# What is the integral of xcos(x)?

Dec 20, 2014

You use idea of the integrating by parts:
$\int u v ' \mathrm{dx} = u v - \int u ' v \mathrm{dx}$

$\int x \cos x \mathrm{dx} =$
Let:
$u = x$
$u ' = 1$
$v ' = \cos x$
$v = \sin x$

Then:
$\int x \cos x \mathrm{dx} = x \sin x - \int 1 \cdot \sin x \mathrm{dx} = x \sin x - \left(- \cos x\right) = x \sin x + \cos x$

Dec 20, 2014

The integral is:
$x \cdot \sin \left(x\right) + \cos \left(x\right) + C$
You can get this result Integrating by Parts .
In general if you have the product of two functions $f \left(x\right) \cdot g \left(x\right)$ you can try this method in which you have:
$\int f \left(x\right) \cdot g \left(x\right) \mathrm{dx} = F \left(x\right) \cdot g \left(x\right) - \int F \left(x\right) \cdot g ' \left(x\right) \mathrm{dx}$

The integral of the product of the two functions is equal to the product of the integral ( $F \left(x\right)$ ) of the first times the second function ( $g \left(x\right)$ ) minus the integral of ther product of the integral of the first function ( $F \left(x\right)$ ) times the derivative of the second function ( $g ' \left(x\right)$ ). Hopefully the last integral should be easier to solve than the starting one!!!
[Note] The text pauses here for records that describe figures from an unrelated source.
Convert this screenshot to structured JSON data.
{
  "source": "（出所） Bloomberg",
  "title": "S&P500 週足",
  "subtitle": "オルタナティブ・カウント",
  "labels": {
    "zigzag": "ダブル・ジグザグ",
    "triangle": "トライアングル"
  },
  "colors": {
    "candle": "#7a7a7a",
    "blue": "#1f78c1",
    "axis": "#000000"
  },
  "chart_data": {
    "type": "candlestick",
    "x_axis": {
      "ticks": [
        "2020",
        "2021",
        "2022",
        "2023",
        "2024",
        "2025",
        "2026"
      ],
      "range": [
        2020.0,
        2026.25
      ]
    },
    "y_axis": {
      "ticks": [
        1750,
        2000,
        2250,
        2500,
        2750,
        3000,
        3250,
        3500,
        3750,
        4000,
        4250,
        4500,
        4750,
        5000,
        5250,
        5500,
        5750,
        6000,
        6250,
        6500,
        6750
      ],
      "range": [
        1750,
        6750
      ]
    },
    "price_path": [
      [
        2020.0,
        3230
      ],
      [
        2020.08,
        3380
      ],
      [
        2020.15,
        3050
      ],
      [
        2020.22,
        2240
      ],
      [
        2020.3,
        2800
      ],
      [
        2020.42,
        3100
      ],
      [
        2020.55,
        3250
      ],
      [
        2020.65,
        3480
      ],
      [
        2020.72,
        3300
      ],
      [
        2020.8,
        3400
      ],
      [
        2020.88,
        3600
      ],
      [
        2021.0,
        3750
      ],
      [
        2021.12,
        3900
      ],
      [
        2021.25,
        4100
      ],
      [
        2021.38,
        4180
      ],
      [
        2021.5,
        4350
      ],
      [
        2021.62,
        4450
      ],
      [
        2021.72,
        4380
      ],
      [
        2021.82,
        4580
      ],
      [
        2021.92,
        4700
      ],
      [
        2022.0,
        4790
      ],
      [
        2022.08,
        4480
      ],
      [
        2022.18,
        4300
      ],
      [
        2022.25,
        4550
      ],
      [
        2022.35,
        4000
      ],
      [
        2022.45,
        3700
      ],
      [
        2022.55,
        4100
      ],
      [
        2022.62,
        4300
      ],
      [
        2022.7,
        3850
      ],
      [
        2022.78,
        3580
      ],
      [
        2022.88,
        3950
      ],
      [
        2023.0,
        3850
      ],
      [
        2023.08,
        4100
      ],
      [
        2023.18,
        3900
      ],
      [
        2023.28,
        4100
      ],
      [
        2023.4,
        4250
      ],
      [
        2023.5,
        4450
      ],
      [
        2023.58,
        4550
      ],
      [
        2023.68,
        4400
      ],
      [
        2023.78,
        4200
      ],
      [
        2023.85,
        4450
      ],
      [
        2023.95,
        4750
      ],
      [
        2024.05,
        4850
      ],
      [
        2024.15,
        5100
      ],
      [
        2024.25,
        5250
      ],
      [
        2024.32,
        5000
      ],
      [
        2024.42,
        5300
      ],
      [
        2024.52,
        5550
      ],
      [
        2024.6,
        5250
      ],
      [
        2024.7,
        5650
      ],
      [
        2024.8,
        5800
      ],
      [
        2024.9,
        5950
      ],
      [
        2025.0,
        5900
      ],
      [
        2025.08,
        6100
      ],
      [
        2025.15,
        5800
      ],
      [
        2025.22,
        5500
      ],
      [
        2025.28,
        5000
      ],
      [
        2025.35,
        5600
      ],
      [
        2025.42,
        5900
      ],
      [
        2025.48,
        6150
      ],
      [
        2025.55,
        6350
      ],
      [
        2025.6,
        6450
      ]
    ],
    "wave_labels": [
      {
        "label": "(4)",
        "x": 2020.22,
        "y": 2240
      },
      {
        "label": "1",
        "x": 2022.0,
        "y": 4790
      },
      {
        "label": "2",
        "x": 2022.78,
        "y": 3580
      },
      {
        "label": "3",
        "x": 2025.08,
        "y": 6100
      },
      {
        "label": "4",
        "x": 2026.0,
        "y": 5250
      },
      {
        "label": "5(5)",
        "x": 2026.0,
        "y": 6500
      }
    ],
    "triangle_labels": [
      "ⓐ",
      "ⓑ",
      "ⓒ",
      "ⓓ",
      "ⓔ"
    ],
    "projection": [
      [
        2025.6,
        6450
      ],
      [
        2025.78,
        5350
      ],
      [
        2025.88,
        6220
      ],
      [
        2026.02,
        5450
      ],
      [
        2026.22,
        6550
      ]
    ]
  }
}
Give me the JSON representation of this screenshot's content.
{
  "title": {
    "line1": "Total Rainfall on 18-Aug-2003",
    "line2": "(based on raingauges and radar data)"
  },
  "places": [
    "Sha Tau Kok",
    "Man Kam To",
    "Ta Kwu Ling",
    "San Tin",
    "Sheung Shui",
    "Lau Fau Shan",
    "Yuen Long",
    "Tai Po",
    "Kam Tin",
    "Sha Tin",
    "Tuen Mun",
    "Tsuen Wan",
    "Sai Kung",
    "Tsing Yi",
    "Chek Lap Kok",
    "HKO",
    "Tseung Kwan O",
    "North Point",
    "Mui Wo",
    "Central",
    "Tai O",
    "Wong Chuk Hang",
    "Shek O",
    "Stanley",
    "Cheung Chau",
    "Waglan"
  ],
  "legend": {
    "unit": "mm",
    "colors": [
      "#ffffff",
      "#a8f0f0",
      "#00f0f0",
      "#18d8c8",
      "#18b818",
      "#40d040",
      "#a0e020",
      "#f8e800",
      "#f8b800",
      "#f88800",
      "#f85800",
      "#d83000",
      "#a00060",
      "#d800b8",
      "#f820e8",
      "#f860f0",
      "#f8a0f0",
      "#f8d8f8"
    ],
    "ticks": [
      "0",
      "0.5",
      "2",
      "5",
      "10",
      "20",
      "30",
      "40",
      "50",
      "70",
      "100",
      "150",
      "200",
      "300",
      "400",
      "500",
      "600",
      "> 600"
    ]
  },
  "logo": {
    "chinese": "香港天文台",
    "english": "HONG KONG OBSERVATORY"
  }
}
In your case you get (you can choose which one is $f \left(x\right)$ to help you to make the solution easier ):

$f \left(x\right) = \cos \left(x\right)$

$g \left(x\right) = x$

$F \left(x\right) = \sin \left(x\right)$

$g ' \left(x\right) = 1$

And finally:
$\int x \cdot \cos \left(x\right) \mathrm{dx} = x \cdot \sin \left(x\right) - \int 1 \cdot \sin \left(x\right) \mathrm{dx} = x \cdot \sin \left(x\right) + \cos \left(x\right) + C$
You can now check your answer by deriving this result.